Responsibility for the attack was claimed by the illegal Ulster Defence Association.

Afterwards local people said the RUC and Army should do more to prevent such shootings, pointing out that the attack took place about 100 yards from a police station. The area, one of Northern Ireland's most violent, is generally heavily patrolled by troops and police.

For the security forces the incident follows several reasonably successful months of activity against violent Protestants. Loyalist paramilitants have complained recently that they are the subject of heavy security force surveillance.

The attack was an attempt to emulate two indiscriminate attacks on Catholic-frequented betting shops in the city. In February last year, five men were killed and nine injured in a similar attack in south Belfast, while last November three were killed and 13 injured at another shop in north Belfast.

Yesterday's attack took place in bright sunshine as punters waited to watch a 3pm race. Witnesses said that when the gunmen opened fire those inside threw themselves on the floor.

Locals said the gunmen fired more shots as they made their getaway in a car which had been hijacked earlier in the loyalist Shankill Road area, less than half a mile away.

A woman said: 'When I got to the bookies there was pandemonium . . . Everybody was squealing.
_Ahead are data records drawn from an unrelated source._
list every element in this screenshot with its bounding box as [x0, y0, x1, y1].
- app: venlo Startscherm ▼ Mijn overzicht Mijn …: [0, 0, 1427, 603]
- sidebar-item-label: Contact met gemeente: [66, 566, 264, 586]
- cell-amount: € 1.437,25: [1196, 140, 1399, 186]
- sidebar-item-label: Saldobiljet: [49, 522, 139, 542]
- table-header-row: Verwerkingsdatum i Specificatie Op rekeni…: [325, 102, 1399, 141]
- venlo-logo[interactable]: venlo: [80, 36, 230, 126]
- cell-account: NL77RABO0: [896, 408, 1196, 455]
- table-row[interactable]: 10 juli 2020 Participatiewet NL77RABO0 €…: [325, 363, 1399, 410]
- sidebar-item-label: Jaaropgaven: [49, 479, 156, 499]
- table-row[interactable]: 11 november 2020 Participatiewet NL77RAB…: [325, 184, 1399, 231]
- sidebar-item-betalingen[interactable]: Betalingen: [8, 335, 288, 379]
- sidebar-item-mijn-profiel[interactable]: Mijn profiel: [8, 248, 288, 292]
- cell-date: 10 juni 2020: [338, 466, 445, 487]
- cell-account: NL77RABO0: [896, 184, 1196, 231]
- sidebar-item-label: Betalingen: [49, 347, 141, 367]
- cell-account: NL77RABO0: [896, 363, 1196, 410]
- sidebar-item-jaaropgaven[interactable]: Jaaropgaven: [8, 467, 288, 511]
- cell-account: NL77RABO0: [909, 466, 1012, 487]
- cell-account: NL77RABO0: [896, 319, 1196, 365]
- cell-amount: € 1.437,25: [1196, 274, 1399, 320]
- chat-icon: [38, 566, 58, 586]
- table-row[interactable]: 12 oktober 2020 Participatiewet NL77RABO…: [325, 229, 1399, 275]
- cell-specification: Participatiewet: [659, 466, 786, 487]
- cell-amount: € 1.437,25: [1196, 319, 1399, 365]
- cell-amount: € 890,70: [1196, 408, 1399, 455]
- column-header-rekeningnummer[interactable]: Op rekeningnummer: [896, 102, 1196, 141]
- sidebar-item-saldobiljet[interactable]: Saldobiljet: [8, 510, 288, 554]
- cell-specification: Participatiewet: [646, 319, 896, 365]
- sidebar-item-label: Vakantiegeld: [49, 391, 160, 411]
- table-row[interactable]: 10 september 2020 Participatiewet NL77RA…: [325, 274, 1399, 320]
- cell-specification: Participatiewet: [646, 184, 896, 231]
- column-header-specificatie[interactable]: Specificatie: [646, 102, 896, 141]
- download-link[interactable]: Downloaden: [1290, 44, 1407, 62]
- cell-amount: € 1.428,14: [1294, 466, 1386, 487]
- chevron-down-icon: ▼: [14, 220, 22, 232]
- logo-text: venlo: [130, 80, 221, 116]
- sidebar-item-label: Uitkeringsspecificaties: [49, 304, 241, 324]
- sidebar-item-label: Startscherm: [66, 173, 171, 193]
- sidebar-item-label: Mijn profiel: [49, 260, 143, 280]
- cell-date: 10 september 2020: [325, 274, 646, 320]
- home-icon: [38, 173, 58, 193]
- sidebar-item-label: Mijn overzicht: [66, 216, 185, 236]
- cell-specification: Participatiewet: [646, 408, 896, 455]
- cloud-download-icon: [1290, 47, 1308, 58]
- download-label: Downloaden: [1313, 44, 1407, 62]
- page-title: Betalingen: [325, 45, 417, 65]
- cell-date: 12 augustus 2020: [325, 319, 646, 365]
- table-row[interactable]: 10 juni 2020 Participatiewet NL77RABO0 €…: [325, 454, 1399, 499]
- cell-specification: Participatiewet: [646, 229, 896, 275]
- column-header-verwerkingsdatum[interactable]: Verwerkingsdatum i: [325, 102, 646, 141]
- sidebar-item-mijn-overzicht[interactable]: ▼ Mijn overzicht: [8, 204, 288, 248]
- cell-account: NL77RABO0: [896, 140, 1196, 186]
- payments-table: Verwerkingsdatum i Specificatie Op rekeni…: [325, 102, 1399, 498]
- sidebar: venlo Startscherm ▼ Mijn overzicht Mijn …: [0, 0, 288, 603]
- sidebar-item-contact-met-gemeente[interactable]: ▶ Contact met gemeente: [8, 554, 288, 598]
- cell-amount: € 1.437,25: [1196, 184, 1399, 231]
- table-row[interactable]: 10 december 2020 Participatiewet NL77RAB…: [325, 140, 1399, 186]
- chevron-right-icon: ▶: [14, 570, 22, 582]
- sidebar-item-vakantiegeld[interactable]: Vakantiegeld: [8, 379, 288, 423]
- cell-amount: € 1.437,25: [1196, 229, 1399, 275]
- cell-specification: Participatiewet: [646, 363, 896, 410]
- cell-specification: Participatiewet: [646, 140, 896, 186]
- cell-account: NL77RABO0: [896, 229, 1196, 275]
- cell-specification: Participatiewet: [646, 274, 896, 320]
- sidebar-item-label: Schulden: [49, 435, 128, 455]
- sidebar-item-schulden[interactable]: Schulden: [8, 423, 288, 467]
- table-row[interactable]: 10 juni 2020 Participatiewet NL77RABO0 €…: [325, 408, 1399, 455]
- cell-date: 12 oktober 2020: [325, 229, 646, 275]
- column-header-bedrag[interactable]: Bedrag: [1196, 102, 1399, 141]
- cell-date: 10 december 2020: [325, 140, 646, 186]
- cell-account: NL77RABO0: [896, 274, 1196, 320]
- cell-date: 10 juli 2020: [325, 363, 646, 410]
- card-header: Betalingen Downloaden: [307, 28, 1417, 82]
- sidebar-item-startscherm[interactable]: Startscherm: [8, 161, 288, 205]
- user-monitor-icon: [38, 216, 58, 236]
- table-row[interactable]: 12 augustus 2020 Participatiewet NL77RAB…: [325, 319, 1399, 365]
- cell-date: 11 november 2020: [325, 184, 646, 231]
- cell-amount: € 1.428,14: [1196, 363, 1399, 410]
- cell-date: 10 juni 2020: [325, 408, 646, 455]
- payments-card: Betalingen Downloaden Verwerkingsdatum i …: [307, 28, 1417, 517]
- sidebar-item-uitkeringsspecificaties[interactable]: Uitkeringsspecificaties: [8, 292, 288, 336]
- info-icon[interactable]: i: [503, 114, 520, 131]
Somebody says to me, 'Mairead, it's your father, it's your father' just as they brought him out on a stretcher.'

The worst of the injured was described as being in a serious but stable condition.

A local priest, Father Francis McAllister, said: 'It's just terrible. There's no way you can guard against something like this. It was the time when schoolchildren were coming home so they could quite easily have been injured as well. People here are living in fear and terror. They're just totally shattered. It's very easy for anyone to come in and do a shooting and then make a quick escape.'

Fifteen people have been killed by loyalists so far this year. Earlier this week Peter Robinson, the Democratic Unionist MP for East Belfast, said the surge in loyalist violence was a backlash to government policies which were leading towards a united Ireland.